Grim outlook for federal budgets presented

By MARILYN GEEWAX
COX NEWS SERVICE

WASHINGTON -- The federal budget outlook is worse -- much worse -- than you think.

U.S. Comptroller General David Walker on Thursday told the Senate Budget Committee that because of the huge mismatch between revenue and expenses, the budget picture "is not a pretty one, and it's getting worse."

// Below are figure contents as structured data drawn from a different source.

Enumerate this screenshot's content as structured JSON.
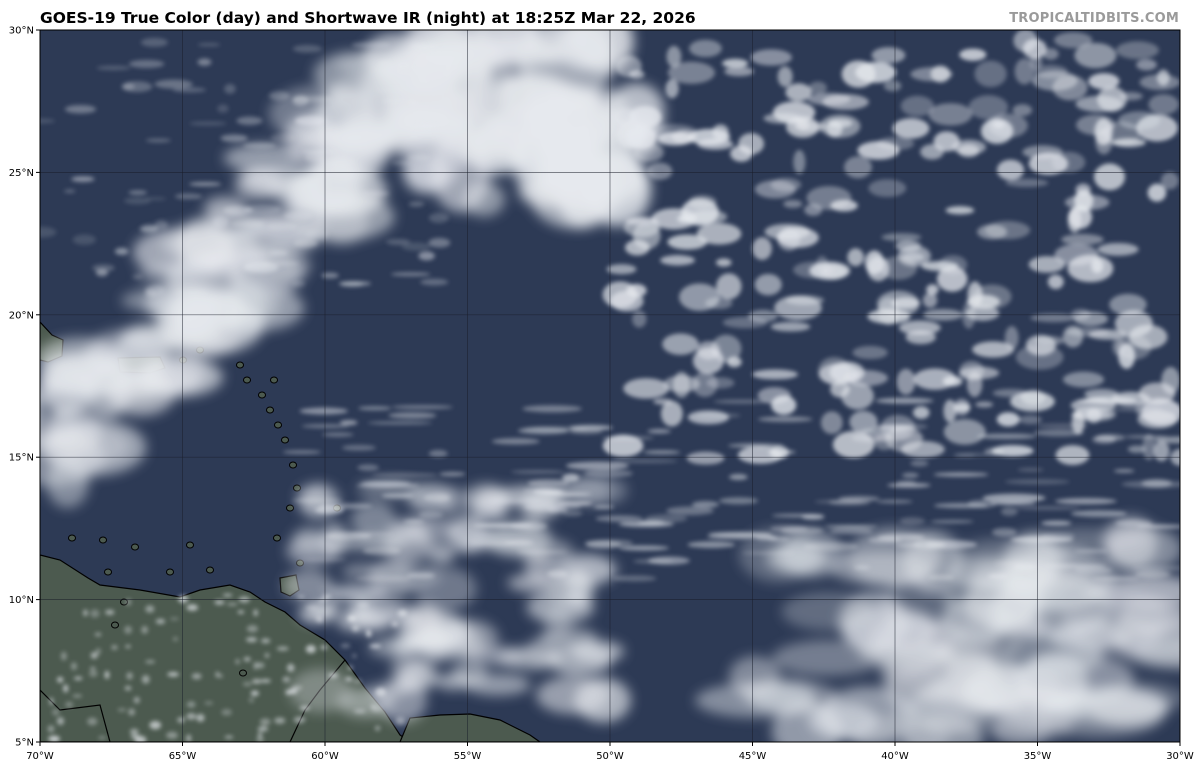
{
  "header": {
    "title": "GOES-19 True Color (day) and Shortwave IR (night) at 18:25Z Mar 22, 2026",
    "watermark": "TROPICALTIDBITS.COM"
  },
  "map": {
    "projection": "equirectangular",
    "lon_range": [
      -70,
      -30
    ],
    "lat_range": [
      5,
      30
    ],
    "gridlines": true,
    "colors": {
      "ocean": "#2d3a55",
      "land": "#4c5a4f",
      "coastline": "#000000",
      "cloud": "#e6e9ee",
      "grid": "#1a1f2a"
    },
    "lat_ticks": [
      {
        "value": 30,
        "label": "30°N"
      },
      {
        "value": 25,
        "label": "25°N"
      },
      {
        "value": 20,
        "label": "20°N"
      },
      {
        "value": 15,
        "label": "15°N"
      },
      {
        "value": 10,
        "label": "10°N"
      },
      {
        "value": 5,
        "label": "5°N"
      }
    ],
    "lon_ticks": [
      {
        "value": -70,
        "label": "70°W"
      },
      {
        "value": -65,
        "label": "65°W"
      },
      {
        "value": -60,
        "label": "60°W"
      },
      {
        "value": -55,
        "label": "55°W"
      },
      {
        "value": -50,
        "label": "50°W"
      },
      {
        "value": -45,
        "label": "45°W"
      },
      {
        "value": -40,
        "label": "40°W"
      },
      {
        "value": -35,
        "label": "35°W"
      },
      {
        "value": -30,
        "label": "30°W"
      }
    ]
  }
}
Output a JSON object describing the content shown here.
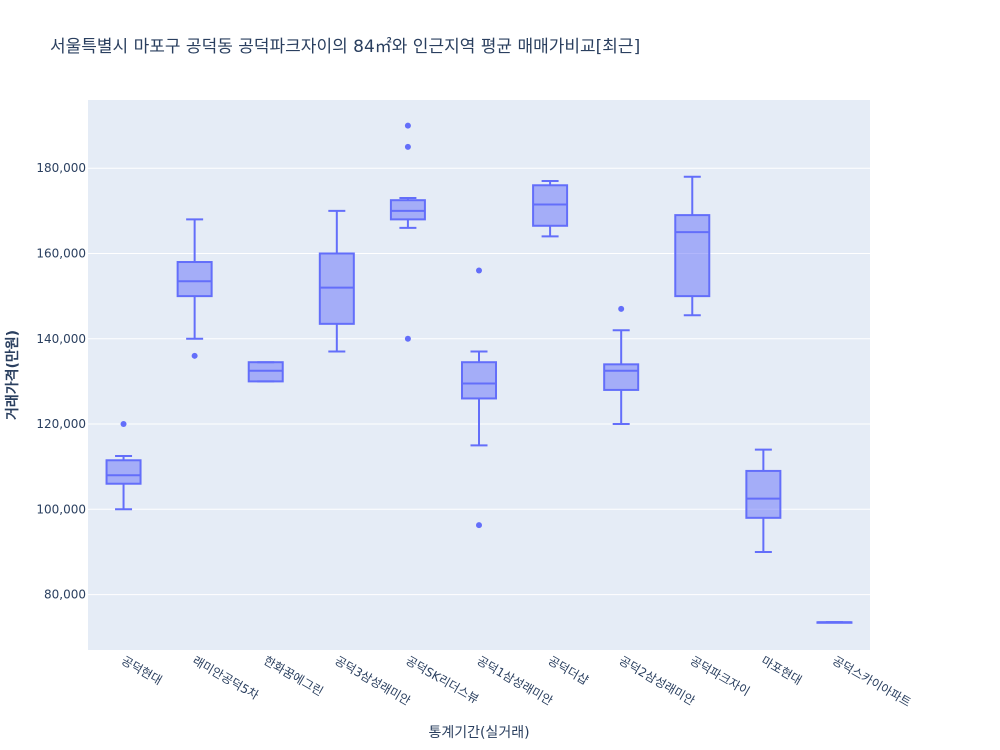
{
  "title": "서울특별시 마포구 공덕동 공덕파크자이의 84㎡와 인근지역 평균 매매가비교[최근]",
  "colors": {
    "box_line": "#636efa",
    "box_fill": "rgba(99,110,250,0.5)",
    "plot_bg": "#e5ecf6",
    "grid": "#ffffff",
    "text": "#2a3f5f"
  },
  "chart_data": {
    "type": "box",
    "title": "서울특별시 마포구 공덕동 공덕파크자이의 84㎡와 인근지역 평균 매매가비교[최근]",
    "xlabel": "통계기간(실거래)",
    "ylabel": "거래가격(만원)",
    "ylim": [
      67000,
      196000
    ],
    "yticks": [
      80000,
      100000,
      120000,
      140000,
      160000,
      180000
    ],
    "ytick_labels": [
      "80,000",
      "100,000",
      "120,000",
      "140,000",
      "160,000",
      "180,000"
    ],
    "grid": true,
    "categories": [
      "공덕현대",
      "래미안공덕5차",
      "한화꿈에그린",
      "공덕3삼성래미안",
      "공덕SK리더스뷰",
      "공덕1삼성래미안",
      "공덕더샵",
      "공덕2삼성래미안",
      "공덕파크자이",
      "마포현대",
      "공덕스카이아파트"
    ],
    "boxes": [
      {
        "name": "공덕현대",
        "min": 100000,
        "q1": 106000,
        "median": 108000,
        "q3": 111500,
        "max": 112500,
        "outliers": [
          120000
        ]
      },
      {
        "name": "래미안공덕5차",
        "min": 140000,
        "q1": 150000,
        "median": 153500,
        "q3": 158000,
        "max": 168000,
        "outliers": [
          136000
        ]
      },
      {
        "name": "한화꿈에그린",
        "min": 130000,
        "q1": 130000,
        "median": 132500,
        "q3": 134500,
        "max": 134500,
        "outliers": []
      },
      {
        "name": "공덕3삼성래미안",
        "min": 137000,
        "q1": 143500,
        "median": 152000,
        "q3": 160000,
        "max": 170000,
        "outliers": []
      },
      {
        "name": "공덕SK리더스뷰",
        "min": 166000,
        "q1": 168000,
        "median": 170000,
        "q3": 172500,
        "max": 173000,
        "outliers": [
          140000,
          185000,
          190000
        ]
      },
      {
        "name": "공덕1삼성래미안",
        "min": 115000,
        "q1": 126000,
        "median": 129500,
        "q3": 134500,
        "max": 137000,
        "outliers": [
          96300,
          156000
        ]
      },
      {
        "name": "공덕더샵",
        "min": 164000,
        "q1": 166500,
        "median": 171500,
        "q3": 176000,
        "max": 177000,
        "outliers": []
      },
      {
        "name": "공덕2삼성래미안",
        "min": 120000,
        "q1": 128000,
        "median": 132500,
        "q3": 134000,
        "max": 142000,
        "outliers": [
          147000
        ]
      },
      {
        "name": "공덕파크자이",
        "min": 145500,
        "q1": 150000,
        "median": 165000,
        "q3": 169000,
        "max": 178000,
        "outliers": []
      },
      {
        "name": "마포현대",
        "min": 90000,
        "q1": 98000,
        "median": 102500,
        "q3": 109000,
        "max": 114000,
        "outliers": []
      },
      {
        "name": "공덕스카이아파트",
        "min": 73500,
        "q1": 73500,
        "median": 73500,
        "q3": 73500,
        "max": 73500,
        "outliers": []
      }
    ]
  }
}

"We need to recognize reality," he said.

The head of the non-partisan Government Accountability Office offered grim figures. The government's total liabilities and commitments to social insurance programs now total $50 trillion, about four times the nation's economic output. That's up from about $20 trillion in fiscal 2000.

The budget is on an "imprudent and unsustainable" path, partly because Congress has been cutting taxes since 2001 while dramatically increasing spending, Walker said.

In addition, the cost of the war in Iraq is growing, although he couldn't say by how much.

President Bush's tax cuts will not generate enough economic growth over time to compensate for any short-term revenue declines, he said. "We cannot grow our way out of this problem," he said. "The math just doesn't work."

Walker said Americans should not be comforted by the fact that in fiscal 2006, the budget's 12-month shortfall was just $248 billion, down from the previous year's $318 billion.

Even if Congress could continue whittling the annual deficit for the next several years, it would not be addressing the fundamental, long-term problem: It has promised more benefits to recipients of Social Security, Medicare and Medicaid than it can pay, he said.

He said Congress must fully fund Social Security and Medicare to absorb a "demographic tsunami" -- the more than 70 million aging baby boomers who will be retiring in waves beginning next year.

Walker's gloomy outlook was echoed by members of the committee. "We are facing a wall of debt," said Sen. Kent Conrad, D-N.D., the panel's chairman.

The budget imbalances are "simply staggering," said Sen. Judd Gregg, R-N.H.